Shama had ceased to smile. Fright was plain on her face. Mr. Biswas had no desire to comfort her. She looked so much like a child now that he only became more ashamed of the note. The bolt of cloth which concealed it had been thrown to the ground, and the note was exposed, caught at the end of the brass yardstick that was screwed to the counter.

He moved towards the counter, but was driven back by the woman’s fat flailing arms.

Then silence fell on the shop. The woman’s arms became still. Through the back doorway, to the right of the counter, Mrs. Tulsi appeared. She was as laden as Tara with jewellery; she lacked Tara’s sprightliness but was statelier; her face, though not plump, was slack, as if unexercised.

Mr. Biswas moved back to his tins and brushes.

“Yes, ma’am, I want to see you .” The woman was breathless with anger. “I want to see you . I want you to beat that child, ma’am. I want you to beat that conceited, rude child of yours.”

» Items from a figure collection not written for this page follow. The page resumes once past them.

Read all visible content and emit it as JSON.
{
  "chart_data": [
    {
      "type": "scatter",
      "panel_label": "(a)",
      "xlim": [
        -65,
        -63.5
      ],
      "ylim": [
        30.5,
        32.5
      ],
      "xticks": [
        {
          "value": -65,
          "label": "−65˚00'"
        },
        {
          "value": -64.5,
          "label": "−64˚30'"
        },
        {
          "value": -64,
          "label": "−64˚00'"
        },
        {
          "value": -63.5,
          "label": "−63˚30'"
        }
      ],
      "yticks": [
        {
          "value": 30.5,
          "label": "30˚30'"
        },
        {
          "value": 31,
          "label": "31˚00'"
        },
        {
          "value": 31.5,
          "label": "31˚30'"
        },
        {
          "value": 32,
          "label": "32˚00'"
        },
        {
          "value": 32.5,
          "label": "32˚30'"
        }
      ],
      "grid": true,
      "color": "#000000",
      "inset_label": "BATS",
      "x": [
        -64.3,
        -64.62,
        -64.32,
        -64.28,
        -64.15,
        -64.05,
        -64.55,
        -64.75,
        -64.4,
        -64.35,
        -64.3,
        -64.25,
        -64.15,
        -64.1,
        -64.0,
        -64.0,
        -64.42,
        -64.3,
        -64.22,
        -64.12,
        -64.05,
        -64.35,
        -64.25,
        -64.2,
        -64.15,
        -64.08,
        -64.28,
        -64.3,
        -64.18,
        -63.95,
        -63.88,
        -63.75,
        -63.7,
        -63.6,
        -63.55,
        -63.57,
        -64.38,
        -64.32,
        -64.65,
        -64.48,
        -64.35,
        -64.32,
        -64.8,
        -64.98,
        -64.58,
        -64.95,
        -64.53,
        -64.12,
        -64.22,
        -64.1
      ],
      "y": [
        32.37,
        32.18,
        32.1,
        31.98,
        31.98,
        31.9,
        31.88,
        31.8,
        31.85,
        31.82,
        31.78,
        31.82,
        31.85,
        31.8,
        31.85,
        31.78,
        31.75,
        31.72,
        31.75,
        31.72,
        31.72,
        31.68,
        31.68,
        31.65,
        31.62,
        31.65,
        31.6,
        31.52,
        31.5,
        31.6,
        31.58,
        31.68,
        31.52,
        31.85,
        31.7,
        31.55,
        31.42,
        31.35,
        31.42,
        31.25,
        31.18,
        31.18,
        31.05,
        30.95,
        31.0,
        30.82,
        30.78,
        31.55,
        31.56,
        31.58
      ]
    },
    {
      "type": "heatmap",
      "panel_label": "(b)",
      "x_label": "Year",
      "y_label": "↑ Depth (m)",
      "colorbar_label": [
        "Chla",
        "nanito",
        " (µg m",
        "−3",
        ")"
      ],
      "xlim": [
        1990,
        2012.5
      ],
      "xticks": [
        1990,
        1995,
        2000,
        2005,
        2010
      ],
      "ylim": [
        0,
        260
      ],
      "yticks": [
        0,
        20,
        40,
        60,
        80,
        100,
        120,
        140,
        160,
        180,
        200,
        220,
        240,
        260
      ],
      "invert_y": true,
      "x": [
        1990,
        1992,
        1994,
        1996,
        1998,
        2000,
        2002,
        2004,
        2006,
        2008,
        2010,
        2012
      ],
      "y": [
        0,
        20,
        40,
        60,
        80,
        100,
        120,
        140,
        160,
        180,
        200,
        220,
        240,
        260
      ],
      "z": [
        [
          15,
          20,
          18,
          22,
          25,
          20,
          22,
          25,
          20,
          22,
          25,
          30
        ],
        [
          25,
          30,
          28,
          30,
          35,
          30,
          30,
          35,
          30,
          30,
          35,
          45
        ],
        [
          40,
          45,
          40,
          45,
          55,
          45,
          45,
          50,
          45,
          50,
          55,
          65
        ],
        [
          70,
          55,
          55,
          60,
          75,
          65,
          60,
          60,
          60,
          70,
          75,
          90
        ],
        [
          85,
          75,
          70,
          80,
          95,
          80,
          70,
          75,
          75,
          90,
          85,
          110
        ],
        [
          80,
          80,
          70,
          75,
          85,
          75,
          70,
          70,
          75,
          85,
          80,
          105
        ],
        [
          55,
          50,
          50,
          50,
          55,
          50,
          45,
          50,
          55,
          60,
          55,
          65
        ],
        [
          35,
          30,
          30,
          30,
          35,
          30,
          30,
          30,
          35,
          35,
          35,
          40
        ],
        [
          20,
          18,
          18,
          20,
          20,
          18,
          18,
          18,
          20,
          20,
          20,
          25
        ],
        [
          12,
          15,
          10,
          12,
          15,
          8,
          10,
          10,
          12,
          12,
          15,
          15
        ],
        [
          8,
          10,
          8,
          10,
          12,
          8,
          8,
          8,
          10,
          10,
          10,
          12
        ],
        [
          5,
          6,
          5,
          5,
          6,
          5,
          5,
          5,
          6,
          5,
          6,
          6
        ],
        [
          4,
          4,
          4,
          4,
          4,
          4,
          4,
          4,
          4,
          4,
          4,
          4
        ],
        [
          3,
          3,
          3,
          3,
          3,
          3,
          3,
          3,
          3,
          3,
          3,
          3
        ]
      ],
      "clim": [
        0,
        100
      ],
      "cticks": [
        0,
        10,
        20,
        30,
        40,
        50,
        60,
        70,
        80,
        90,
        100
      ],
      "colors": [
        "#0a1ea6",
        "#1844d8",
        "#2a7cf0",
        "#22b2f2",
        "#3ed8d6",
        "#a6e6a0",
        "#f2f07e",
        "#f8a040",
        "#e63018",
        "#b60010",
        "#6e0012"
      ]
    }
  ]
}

“All right, miss. All right.” Mrs. Tulsi pressed her thin lips together repeatedly. “Tell me what happened.” She spoke English in a slow, precise way which surprised Mr. Biswas and filled him with apprehension. She was now behind the counter and her fingers which, like her face, were creased rather than wrinkled, rubbed along the brass yardstick. From time to time, while she listened, she pressed the corner of her veil over her moving lips.

Mr. Biswas, now busily cleaning brushes, wiping them dry, and putting soap in the bristle to keep it supple, was sure that Mrs. Tulsi was listening with only half a mind, that her eyes had been caught by the note: I love you and I want to talk to you .

Mrs. Tulsi spoke some abuse to Shama in Hindi, the obscenity of which startled Mr. Biswas. The woman looked pacified. Mrs. Tulsi promised to look further into the matter and gave the woman a pair of flesh-coloured stockings free. The woman began to retell her story. Mrs. Tulsi, treating the matter as closed, repeated that she was giving the stockings free. The woman went on unhurriedly to the end of the story. Then she walked slowly out of the shop, muttering, exaggeratedly swinging her large hips.

The note was in Mrs. Tulsi’s hand. She held it just above the counter, far from her eyes, and read it, patting her lips with her veil.

“Shama, that was a shameless thing to do.”

“I wasn’t thinking, Mai,” Shama said, and burst into tears, like a girl about to be flogged.

Mr. Biswas’s disenchantment was complete.

Mrs. Tulsi, holding her veil to her chin, nodded absently, still looking at the note.

Mr. Biswas slunk out of the store. He went to Mrs. Seeung’s, a large cafй in the High Street, and ordered a sardine roll and a bottle of aerated water. The sardines were dry, the onion offended him, and the bread had a crust that cut the inside of his lips. He drew comfort only from the thought that he had not signed the note and could deny writing it.

When he went back to the store he was determined to pretend that nothing had happened, determined never to look at Shama again. Carefully he prepared his brushes and set to work. He was relieved that no one showed an interest in him; and more relieved to find that Shama was not in the store that afternoon. With a light heart he outlined Punch’s dog on the irregular surface of the whitewashed column. Below the dog he ruled lines and sketched BARGAINS! BARGAINS! He painted the dog red, the first BARGAINS! black, the second blue. Moving a rung or two down the ladder he ruled more lines, and between these lines he detailed some of the bargains the Tulsi Store offered, in letters which he “cut out”, painting a section of the column red, leaving the letters cut out in the whitewash. Along the top and bottom of the red strip he left small circles of whitewash; these he gashed with one red stroke, to give the impression that a huge red plaque had been screwed on to the pillar; it was one of Alec’s devices. The work absorbed him all afternoon. Shama never appeared in the store, and for minutes he forgot about the morning’s happenings.